Banks that offer depositors gold redeemable money would still issue fiat money.
Unless this term has taken on a credible meaning in jargon of which I have somehow remained unaware, I feel the need to make a point about usage of "fiat".
As commonly used, "fiat money" and "fiat currency" is either conflated with or taken to imply "fake" or "unbacked" and therefore valueless. This is mistaken. The meaning of "fiat" is "mandated" or "decreed". All government-mandated monies and/or currencies are fiat by definition, even when backed by and redeemable in gold. In a free money market there is no such thing as fiat money or currency, no matter what its structural nature. It is precisely because the markets are free that nobody holds authority to decree one money to be accepted and all others impermissible.
Free and competing monies can bear any structure you care to name. They can be pure paper, backed in gold, corn husks, beads, dried chicken feet, and so forth, redeemable or not. The key to successful money under "normal" market conditions is faith. If there is no faith in a currency it can be solid gold of absolute purity and yet it will be useless, and when there is need the most seemingly mundane commodity may purchase a kingdom.

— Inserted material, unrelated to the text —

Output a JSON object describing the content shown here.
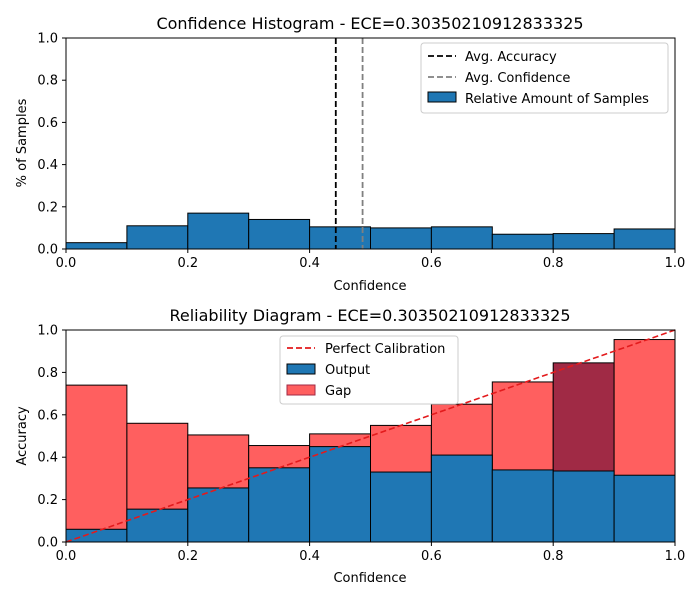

There are the old stories we used to hear when I was young about cities such as Dresden and Berlin after capitulation where women would rent their vaginas to soldiers for a cigarette or two. While possibly and even probably apocryphal, those stories nevertheless illustrate the point about what constitutes "money": that which facilitates trade under a given circumstance.
The OP was right in that given the right circumstances gold is worthless. When an economy collapses, and I mean REALLY collapses, gold is likely to become worthless because one will be concerned with his ability to eat on a given day and gold, after all, holds precious small nutritional value no matter how much of it you stuff into your mouth.
It seems to me that many people make good points about money and gold, but they fail to see the larger picture, thereby disabling them from pulling the disparate good bits and pieces together into a coherent and sensible gestalt. I am not sure even I am able to do it, but allow me to make a few observations.
Firstly, I will state unequivocally that gold, silver, and other PMs are as good a basis for money as any other and better than many.
Next, the value of any given money system lies not nearly as much in its structural composition (gold, toilet paper, what have you) as in its stewardship. However, I suspect that convertibility should be an absolute requirement. This, however, depends greatly upon the precise definition of "convertibility", which I will deal with shortly.
Next, any system of currency that can lay claim to being actual "money" must by definition be devoid of the interest component. Otherwise you have no money of which to speak, but only debt. Yes, even solid gold can become pure debt when mistreated in such ways. Another way of expressing these two ideas is asset-backed currency v. debt-backed. The former is money, whereas the latter is just debt.
Next, gold is superior to most other standards precisely because it is: a/ gold, and b/ therefore, perfectly uniform as a standard and thereby virtually immune to value manipulations. There have been suggestions of "commodity backed" currencies where the "money" in question is backed by a so-called "shopping cart" (a la the consumer price index [CPI]) of commodities. This system, however, would be grossly inferior to that of a gold standard and here is why: gold is a simple commodity which in turn would constitute a simple standard that introduces no complex interactions between the relative values of the commodities comprising the standard. Those relative-value relationships, which arise due to the multivariate structure of the money itself, in turn give rise to complexity in the standard, particularly in determining those relative values. It is precisely this complexity that provides the jungle-matrix wherein manipulation may be well hidden. When factors are complex and subtle, as they most likely would be in a commodities-backed monetary system, the foxes will be at play doing what they do best, stealing your chickens out from under your nose while you're busy doing other things.
Where money is concerned, structural simplicity is the grandest virtue of them all, for it provides the greatest transparency and the best guarantee against the sorts of manipulations against which the OP complains. Gold is effectively eternal. It cannot be manipulated without being detectable. Where monetary standards are concerned, eternalness is next to godliness. Couple that with an absence of the interest element and the markets become far more predictable, stable, and therefore prosperous. Barring significant disasters, markets become rock-solid and economies thrive as a result. Because there is no built-in inflation due to the debt component of the currency, the only factors driving price are supply and demand. The world becomes a far simpler and more predictable place in so many ways because the bankers and money speculators will have been de-fanged. There would be no place in the world for such people and we would all be far and away better off.
Finally, on the point of "convertibility", all monies are convertible. I can take an FRN, go to the store and trade it for, say, a tube of tooth paste. I have converted my "money" into tooth paste. The problem is NOT convertibility per se, but rather the stability of value of that piece of paper that I hand the cashier. The interest-component of a debt-based currency is what guarantees the instability in price no matter what the physical commodity conditions of the tooth paste industry might be. Compare that with an asset-based currency (actual money) where changes in aggregate supply and demand are the only major factors affecting price, making such currencies far less prone to speculation and other manipulations.
One sees readily just how much room there is for improvement upon the system we currently "enjoy".